Il insiste sur la nécessité de penser à l’avenir. Pour que les efforts fournis à Kessipoughou et auprès des quatre autres associations de chasse locale associées au réseau de surveillance ne soient pas gaspillés, une demande de financement a été envoyée au Fonds pour les pandémies de la Banque mondiale.

En attendant, les chercheurs répondent aux alertes avec les ressources limitées dont ils disposent. Il n’y a plus assez de financement pour renouveler les abonnements téléphoniques des chasseurs pour qu’ils puissent les contacter gratuitement, ni pour le véhicule utilisé pour aller effectuer des prélèvements. Gilles Bompana, vétérinaire, se désole de cette situation. Il souligne que nous avions une opportunité unique de mieux comprendre l’origine des zoonoses et de créer un système de prévention efficace dans un contexte où la viande de brousse est la seule option alimentaire pour certaines populations.

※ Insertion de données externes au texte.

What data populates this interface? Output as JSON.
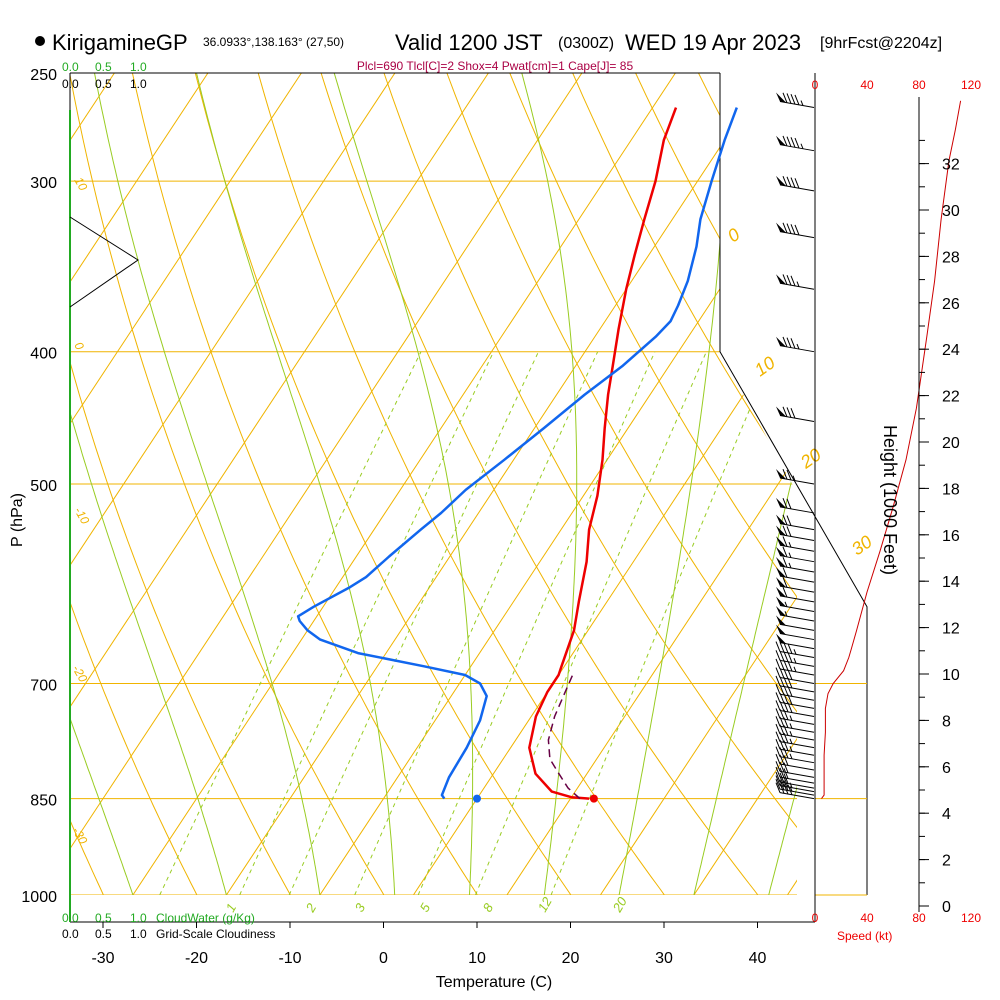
{
  "header": {
    "station": "KirigamineGP",
    "coords": "36.0933°,138.163° (27,50)",
    "valid": "Valid 1200 JST",
    "zulu": "(0300Z)",
    "date": "WED 19 Apr 2023",
    "run": "[9hrFcst@2204z]"
  },
  "indices": "Plcl=690 Tlcl[C]=2 Shox=4 Pwat[cm]=1 Cape[J]= 85",
  "colors": {
    "temp": "#ee0000",
    "dewpoint": "#1166ee",
    "parcel": "#660044",
    "isotherm": "#f0b400",
    "dry_adiabat": "#f0b400",
    "moist_adiabat": "#99cc22",
    "mixing_ratio": "#99cc22",
    "cloudwater": "#22aa22",
    "speed": "#cc0000"
  },
  "labels": {
    "pressure_axis": "P (hPa)",
    "height_axis": "Height (1000 Feet)",
    "temperature_axis": "Temperature (C)",
    "speed_label": "Speed (kt)",
    "cloudwater_label": "CloudWater (g/Kg)",
    "cloudiness_label": "Grid-Scale Cloudiness",
    "cw_ticks": [
      "0.0",
      "0.5",
      "1.0"
    ],
    "cloud_ticks": [
      "0.0",
      "0.5",
      "1.0"
    ],
    "speed_ticks": [
      "0",
      "40",
      "80",
      "120"
    ]
  },
  "chart_data": {
    "type": "line",
    "pressure_ticks": [
      "250",
      "300",
      "400",
      "500",
      "700",
      "850",
      "1000"
    ],
    "temp_ticks": [
      "-30",
      "-20",
      "-10",
      "0",
      "10",
      "20",
      "30",
      "40"
    ],
    "height_ticks": [
      "0",
      "2",
      "4",
      "6",
      "8",
      "10",
      "12",
      "14",
      "16",
      "18",
      "20",
      "22",
      "24",
      "26",
      "28",
      "30",
      "32"
    ],
    "dry_adiabat_labels": [
      "0",
      "10",
      "20",
      "30"
    ],
    "moist_left_labels": [
      "10",
      "0",
      "-10",
      "-20",
      "-30"
    ],
    "mixing_ratio_labels": [
      "1",
      "2",
      "3",
      "5",
      "8",
      "12",
      "20"
    ],
    "temp_label_values": [
      -30,
      -20,
      -10,
      0,
      10,
      20,
      30,
      40
    ],
    "pressure_label_values": [
      250,
      300,
      400,
      500,
      700,
      850,
      1000
    ],
    "height_label_values": [
      0,
      2,
      4,
      6,
      8,
      10,
      12,
      14,
      16,
      18,
      20,
      22,
      24,
      26,
      28,
      30,
      32
    ],
    "series": [
      {
        "name": "temperature",
        "points": [
          [
            22.0,
            850
          ],
          [
            20.0,
            848
          ],
          [
            17.5,
            840
          ],
          [
            14.5,
            815
          ],
          [
            12.0,
            780
          ],
          [
            10.5,
            740
          ],
          [
            10.0,
            710
          ],
          [
            10.0,
            690
          ],
          [
            9.7,
            680
          ],
          [
            8.5,
            640
          ],
          [
            7.0,
            610
          ],
          [
            5.0,
            570
          ],
          [
            3.0,
            540
          ],
          [
            1.5,
            510
          ],
          [
            -0.5,
            480
          ],
          [
            -2.5,
            455
          ],
          [
            -4.5,
            430
          ],
          [
            -6.0,
            410
          ],
          [
            -8.0,
            385
          ],
          [
            -10.0,
            360
          ],
          [
            -11.5,
            340
          ],
          [
            -13.0,
            320
          ],
          [
            -14.5,
            300
          ],
          [
            -16.5,
            280
          ],
          [
            -17.5,
            265
          ]
        ]
      },
      {
        "name": "dewpoint",
        "points": [
          [
            6.5,
            850
          ],
          [
            6.0,
            845
          ],
          [
            5.5,
            820
          ],
          [
            5.3,
            780
          ],
          [
            4.8,
            745
          ],
          [
            3.8,
            715
          ],
          [
            2.2,
            700
          ],
          [
            0.0,
            690
          ],
          [
            -5.0,
            680
          ],
          [
            -13.0,
            665
          ],
          [
            -18.0,
            650
          ],
          [
            -20.0,
            640
          ],
          [
            -21.5,
            630
          ],
          [
            -22.0,
            625
          ],
          [
            -21.0,
            615
          ],
          [
            -18.5,
            595
          ],
          [
            -17.5,
            585
          ],
          [
            -16.5,
            565
          ],
          [
            -15.0,
            540
          ],
          [
            -14.0,
            525
          ],
          [
            -13.0,
            505
          ],
          [
            -11.0,
            480
          ],
          [
            -9.0,
            455
          ],
          [
            -7.0,
            430
          ],
          [
            -5.0,
            410
          ],
          [
            -3.5,
            390
          ],
          [
            -3.0,
            380
          ],
          [
            -3.3,
            370
          ],
          [
            -4.0,
            355
          ],
          [
            -5.5,
            335
          ],
          [
            -7.0,
            320
          ],
          [
            -8.5,
            300
          ],
          [
            -10.0,
            280
          ],
          [
            -11.0,
            265
          ]
        ]
      },
      {
        "name": "parcel",
        "points": [
          [
            21.0,
            850
          ],
          [
            19.0,
            835
          ],
          [
            17.0,
            815
          ],
          [
            15.0,
            795
          ],
          [
            13.5,
            770
          ],
          [
            12.5,
            740
          ],
          [
            12.0,
            715
          ],
          [
            11.5,
            690
          ]
        ]
      }
    ],
    "surface_temp": 22.5,
    "surface_dewpoint": 10,
    "surface_pressure": 850,
    "wind": [
      {
        "p": 850,
        "spd": 40
      },
      {
        "p": 845,
        "spd": 38
      },
      {
        "p": 840,
        "spd": 36
      },
      {
        "p": 835,
        "spd": 34
      },
      {
        "p": 828,
        "spd": 33
      },
      {
        "p": 820,
        "spd": 33
      },
      {
        "p": 810,
        "spd": 34
      },
      {
        "p": 800,
        "spd": 35
      },
      {
        "p": 790,
        "spd": 35
      },
      {
        "p": 780,
        "spd": 36
      },
      {
        "p": 770,
        "spd": 37
      },
      {
        "p": 760,
        "spd": 38
      },
      {
        "p": 750,
        "spd": 39
      },
      {
        "p": 740,
        "spd": 40
      },
      {
        "p": 730,
        "spd": 41
      },
      {
        "p": 720,
        "spd": 42
      },
      {
        "p": 710,
        "spd": 43
      },
      {
        "p": 700,
        "spd": 44
      },
      {
        "p": 690,
        "spd": 45
      },
      {
        "p": 680,
        "spd": 46
      },
      {
        "p": 670,
        "spd": 48
      },
      {
        "p": 660,
        "spd": 50
      },
      {
        "p": 650,
        "spd": 52
      },
      {
        "p": 640,
        "spd": 54
      },
      {
        "p": 630,
        "spd": 56
      },
      {
        "p": 620,
        "spd": 58
      },
      {
        "p": 610,
        "spd": 60
      },
      {
        "p": 600,
        "spd": 62
      },
      {
        "p": 590,
        "spd": 64
      },
      {
        "p": 580,
        "spd": 66
      },
      {
        "p": 570,
        "spd": 68
      },
      {
        "p": 560,
        "spd": 68
      },
      {
        "p": 550,
        "spd": 70
      },
      {
        "p": 540,
        "spd": 72
      },
      {
        "p": 525,
        "spd": 74
      },
      {
        "p": 500,
        "spd": 78
      },
      {
        "p": 450,
        "spd": 82
      },
      {
        "p": 400,
        "spd": 85
      },
      {
        "p": 360,
        "spd": 88
      },
      {
        "p": 330,
        "spd": 90
      },
      {
        "p": 305,
        "spd": 92
      },
      {
        "p": 285,
        "spd": 95
      },
      {
        "p": 265,
        "spd": 98
      }
    ],
    "speed_profile": [
      [
        5,
        850
      ],
      [
        7,
        845
      ],
      [
        7,
        820
      ],
      [
        7,
        790
      ],
      [
        8,
        760
      ],
      [
        8,
        730
      ],
      [
        10,
        712
      ],
      [
        14,
        700
      ],
      [
        22,
        685
      ],
      [
        26,
        670
      ],
      [
        28,
        660
      ],
      [
        32,
        640
      ],
      [
        40,
        600
      ],
      [
        50,
        560
      ],
      [
        60,
        520
      ],
      [
        70,
        480
      ],
      [
        78,
        440
      ],
      [
        86,
        390
      ],
      [
        92,
        355
      ],
      [
        97,
        320
      ],
      [
        103,
        290
      ],
      [
        108,
        275
      ],
      [
        112,
        262
      ]
    ],
    "pressure_range": [
      250,
      1000
    ],
    "temp_range": [
      -33,
      47
    ]
  }
}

Le représentant local du Centre de coopération internationale de recherche agronomique pour le développement (Cirad), basé dans les bureaux du CIRMF, est tenu par la FAO de mettre en œuvre le projet. Il s’inquiète de la reaction des communautés lorsqu’elles recevront la nouvelle : « Elles nous ont accordé leur confiance. Nous avons confié aux chasseurs un rôle crucial, celui de veiller sur la forêt et de notifier toute découverte suspecte de manière urgente. Cependant, bientôt, nous ne serons plus là ».

Schultz Bavekoumbou , le président de Kessipoughou, a du mal à imaginer cette fin. L’attaque d’un éléphant, il y a cinq ans, l’a presque tué. Depuis lors, il a vécu à un rythme plus lent et a eu le temps de réfléchir : « La chasse durable est un sacrifice pour les familles qui dépendent de cela pour survivre. Cependant, nous ne pouvons pas continuer à détruire la forêt sans penser à l’avenir. » Il envisage de construire une boucherie prés de l’association qui maintiendrait la chaine du froid et ferait de son village un précurseur. Ce serait pour lui une grande fierté.